The
BDF 4Tier is cyclical. As you go up through the tiers they build on each other and
then return again.
Here’s another attempt to clarify the focus of each tier and
how they relate to each other.
Tasks are the flesh and bones that
make the tactics work. They are the things that are done at the user level and
can be thought of as the operations aspects derived from the chosen tactics.
If
for example a company decides on training staff, they then have to devise tasks
to accomplish that. Is it going to be online, posters, books, mentors etc.? In
here the PDCA cycle can be helpful and when the tactic is audited, the tasks
can be looked at to see where improvements can be made.
Tactics describe the methods chosen to
deal with a threat. Let's look at the big divide of training v
technology. The choice of either or a mix of is a tactic. There are age old
arguments for all choices. Whichever is chosen that is the tactic the company
has decided to use against InfoSec threats.
An
online training delivery might prove to be too cumbersome to access, too
boring, too infrequent, has a poor UX... It is an opportunity to improve a task
that supports a tactic. In the end you will get a better online training
facility but your tactic of using training remains the same.
Habits are about making the tasks as
automatic as possible for human and / or machine. It is only by understanding
what tasks are used can you look closely at them to decide which way you can
make them more efficient for users or if to automate via a machine. This step
is important because it is where the InfoSec function in a company can 'sign
off' activities that are already embedded and not have to live a life of rinse
/ repeat / rinse / repeat firefighting.
Office
documents give the ability to save and encrypt. To do this is a multi-step
process and requires the user to create and record a password.
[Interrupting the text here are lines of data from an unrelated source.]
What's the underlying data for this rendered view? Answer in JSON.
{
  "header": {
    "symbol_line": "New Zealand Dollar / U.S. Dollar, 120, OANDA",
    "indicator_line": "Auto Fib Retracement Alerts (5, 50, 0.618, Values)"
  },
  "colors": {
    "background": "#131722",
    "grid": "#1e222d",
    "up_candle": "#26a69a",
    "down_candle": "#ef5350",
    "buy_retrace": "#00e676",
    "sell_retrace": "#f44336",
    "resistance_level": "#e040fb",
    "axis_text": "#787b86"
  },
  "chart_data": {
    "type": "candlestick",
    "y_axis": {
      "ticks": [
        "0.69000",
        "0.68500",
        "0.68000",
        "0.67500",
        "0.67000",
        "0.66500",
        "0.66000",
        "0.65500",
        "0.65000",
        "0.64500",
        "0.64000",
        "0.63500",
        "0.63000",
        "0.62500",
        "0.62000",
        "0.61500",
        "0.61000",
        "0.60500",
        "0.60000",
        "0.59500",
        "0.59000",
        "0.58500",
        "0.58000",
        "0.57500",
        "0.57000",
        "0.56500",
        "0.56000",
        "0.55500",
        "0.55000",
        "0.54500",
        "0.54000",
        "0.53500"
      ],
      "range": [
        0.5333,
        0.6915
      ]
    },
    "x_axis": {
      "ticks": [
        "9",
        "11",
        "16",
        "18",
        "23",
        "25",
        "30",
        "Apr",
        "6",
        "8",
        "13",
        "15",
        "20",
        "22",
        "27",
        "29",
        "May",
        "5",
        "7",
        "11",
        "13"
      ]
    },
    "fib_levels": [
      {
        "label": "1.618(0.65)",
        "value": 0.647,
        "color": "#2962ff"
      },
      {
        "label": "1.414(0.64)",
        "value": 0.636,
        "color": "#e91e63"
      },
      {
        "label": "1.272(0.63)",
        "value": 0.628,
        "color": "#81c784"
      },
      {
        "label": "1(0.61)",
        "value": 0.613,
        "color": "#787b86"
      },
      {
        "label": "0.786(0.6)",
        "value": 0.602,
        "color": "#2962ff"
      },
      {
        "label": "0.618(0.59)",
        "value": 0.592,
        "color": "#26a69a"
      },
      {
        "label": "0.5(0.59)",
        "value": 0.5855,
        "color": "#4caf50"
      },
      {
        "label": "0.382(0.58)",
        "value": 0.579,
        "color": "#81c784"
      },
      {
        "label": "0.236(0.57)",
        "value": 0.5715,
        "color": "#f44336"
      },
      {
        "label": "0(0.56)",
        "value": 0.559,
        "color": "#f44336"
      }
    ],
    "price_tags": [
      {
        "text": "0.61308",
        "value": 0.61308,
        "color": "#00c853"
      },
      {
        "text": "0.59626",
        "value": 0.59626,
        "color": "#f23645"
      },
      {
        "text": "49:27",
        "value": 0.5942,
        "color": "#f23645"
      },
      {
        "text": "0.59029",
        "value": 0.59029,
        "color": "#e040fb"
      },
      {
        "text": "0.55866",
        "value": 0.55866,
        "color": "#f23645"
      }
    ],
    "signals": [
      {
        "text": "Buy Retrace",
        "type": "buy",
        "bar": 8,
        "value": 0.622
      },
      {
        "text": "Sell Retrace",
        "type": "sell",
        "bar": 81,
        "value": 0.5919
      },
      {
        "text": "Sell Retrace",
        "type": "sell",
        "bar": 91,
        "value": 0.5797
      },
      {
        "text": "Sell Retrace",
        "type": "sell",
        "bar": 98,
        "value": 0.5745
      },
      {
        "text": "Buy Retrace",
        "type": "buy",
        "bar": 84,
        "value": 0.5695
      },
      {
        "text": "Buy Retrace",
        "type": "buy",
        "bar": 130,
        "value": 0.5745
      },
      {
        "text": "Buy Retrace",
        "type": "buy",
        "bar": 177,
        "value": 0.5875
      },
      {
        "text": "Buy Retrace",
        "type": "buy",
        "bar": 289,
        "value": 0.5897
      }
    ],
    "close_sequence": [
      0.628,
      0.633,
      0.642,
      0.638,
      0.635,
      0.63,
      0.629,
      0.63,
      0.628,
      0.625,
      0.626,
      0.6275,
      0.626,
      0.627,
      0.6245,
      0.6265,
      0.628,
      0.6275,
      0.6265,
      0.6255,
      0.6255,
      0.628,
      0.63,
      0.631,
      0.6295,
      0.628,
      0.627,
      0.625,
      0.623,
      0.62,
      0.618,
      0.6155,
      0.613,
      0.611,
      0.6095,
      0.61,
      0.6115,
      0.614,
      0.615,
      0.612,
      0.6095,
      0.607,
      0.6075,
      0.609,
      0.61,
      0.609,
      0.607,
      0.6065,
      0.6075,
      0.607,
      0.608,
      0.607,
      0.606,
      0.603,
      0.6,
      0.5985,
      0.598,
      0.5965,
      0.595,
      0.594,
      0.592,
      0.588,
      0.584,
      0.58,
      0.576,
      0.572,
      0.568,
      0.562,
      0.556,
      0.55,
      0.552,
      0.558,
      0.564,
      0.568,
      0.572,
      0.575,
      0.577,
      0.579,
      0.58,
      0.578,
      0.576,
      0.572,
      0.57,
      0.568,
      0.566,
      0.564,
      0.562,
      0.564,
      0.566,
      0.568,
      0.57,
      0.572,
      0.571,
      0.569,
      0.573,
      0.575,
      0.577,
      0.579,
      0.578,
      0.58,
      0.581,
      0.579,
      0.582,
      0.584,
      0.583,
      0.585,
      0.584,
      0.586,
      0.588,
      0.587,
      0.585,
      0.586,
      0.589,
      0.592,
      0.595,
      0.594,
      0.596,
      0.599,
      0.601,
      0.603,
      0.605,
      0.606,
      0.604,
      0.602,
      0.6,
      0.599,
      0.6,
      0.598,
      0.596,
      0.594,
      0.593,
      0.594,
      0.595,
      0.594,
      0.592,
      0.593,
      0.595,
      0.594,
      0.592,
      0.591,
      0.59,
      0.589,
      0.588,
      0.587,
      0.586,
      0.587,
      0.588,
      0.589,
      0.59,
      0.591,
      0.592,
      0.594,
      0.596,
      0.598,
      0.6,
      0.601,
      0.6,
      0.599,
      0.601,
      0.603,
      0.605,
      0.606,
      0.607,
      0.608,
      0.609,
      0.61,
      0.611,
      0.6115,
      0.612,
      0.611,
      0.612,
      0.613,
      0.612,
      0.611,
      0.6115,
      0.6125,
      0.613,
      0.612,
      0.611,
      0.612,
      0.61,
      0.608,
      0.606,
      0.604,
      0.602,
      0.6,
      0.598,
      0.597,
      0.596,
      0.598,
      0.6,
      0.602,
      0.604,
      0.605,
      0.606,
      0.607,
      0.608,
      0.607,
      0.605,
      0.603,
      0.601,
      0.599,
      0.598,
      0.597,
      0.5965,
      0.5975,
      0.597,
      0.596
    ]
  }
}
Scripts can be
written to automate this process and perhaps generate a strong random password
users can exchange in order to share documents securely.
Culture comes in when the other three
tiers are built into the running of the company and InfoSec now has the time to
devote to business strategy. At this level the company can decide its approach
to market and how it can use IT to its advantage. Without the other three,
there is no bandwidth for InfoSec to add value to these types of decisions and
both InfoSec and the company lose out and remain stuck at firefighting to
protect information and underutilising the evolving capabilities of IT.
It
is culture that will set the cycle going again because at that level it will be
decided what tactics will be used to protect information and the company's risk
appetite.
The
laws and standards go across all the tiers but while they can provide limits
and set boundaries, they should not be the aspiration but rather the base. For
example, it is possible to build an exceedingly secure system that will not match
some of the standards and laws.
Many
companies rest on the standards and laws and as technology changes they end up becoming
insecure, stymied by the recommendations and are slow to exploit IT.